I was due to take a day off that day, but that too was not the kind of detail that would have interested him.

The report included the categorical statement that R, the head of marketing, was not suited for his post and should play no further role in the company from that day on. By sheer chance and the grace of God, for some reason I checked my staffmail from home last thing at night – otherwise the first any of us would have known of this was when we turned on our computers at work the next morning. I called R at home to ask if he knew anything about this. No? Better check your staffmail, then … Which he did. “Well,” he said cheerfully as he read the fateful line about his future, “that’s certainly more fun than sitting down and talking about it like grown-ups, isn’t it?”
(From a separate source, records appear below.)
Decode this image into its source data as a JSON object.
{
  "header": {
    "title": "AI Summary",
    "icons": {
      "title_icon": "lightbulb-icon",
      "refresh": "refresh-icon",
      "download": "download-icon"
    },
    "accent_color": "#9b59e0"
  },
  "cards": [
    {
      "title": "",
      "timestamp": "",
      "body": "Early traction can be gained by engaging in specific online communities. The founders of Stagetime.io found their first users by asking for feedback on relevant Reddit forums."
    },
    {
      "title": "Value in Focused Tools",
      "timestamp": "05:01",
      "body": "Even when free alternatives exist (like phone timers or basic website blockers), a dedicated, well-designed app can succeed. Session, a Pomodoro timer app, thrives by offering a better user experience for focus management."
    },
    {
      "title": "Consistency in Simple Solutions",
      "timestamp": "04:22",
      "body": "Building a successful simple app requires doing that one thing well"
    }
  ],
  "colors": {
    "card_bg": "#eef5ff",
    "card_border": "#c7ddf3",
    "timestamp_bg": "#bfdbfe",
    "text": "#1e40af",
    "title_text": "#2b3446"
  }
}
As it was, we all did okay out of the process. There was an opening in the new order that I could have applied for, but it would have meant reporting to the Redundarator directly; I did not want him breathing down my neck, and having witnessed his ability to stab his staff in the back, I had no intention of giving him the opportunity, so I took the money and ran. The payoffs amounted to pretty well a year’s salary – which is how you save money innit – and those of us who were out all went on to better things. I was still able to get away that day to my planned meeting in London where some nice people offered me a ghostwriting gig that did my writing CV no harm, and R got a settlement which carried him comfortably at least until he could start teacher training, 15 months later.

Rather amusingly, the Redundarator’s LinkedIn profile said, “I like to think of myself as a problem solver.” And, apparently, causer. Looking at his profile now, it didn’t seem to do him any harm. He has deleted that line, though. Probably best.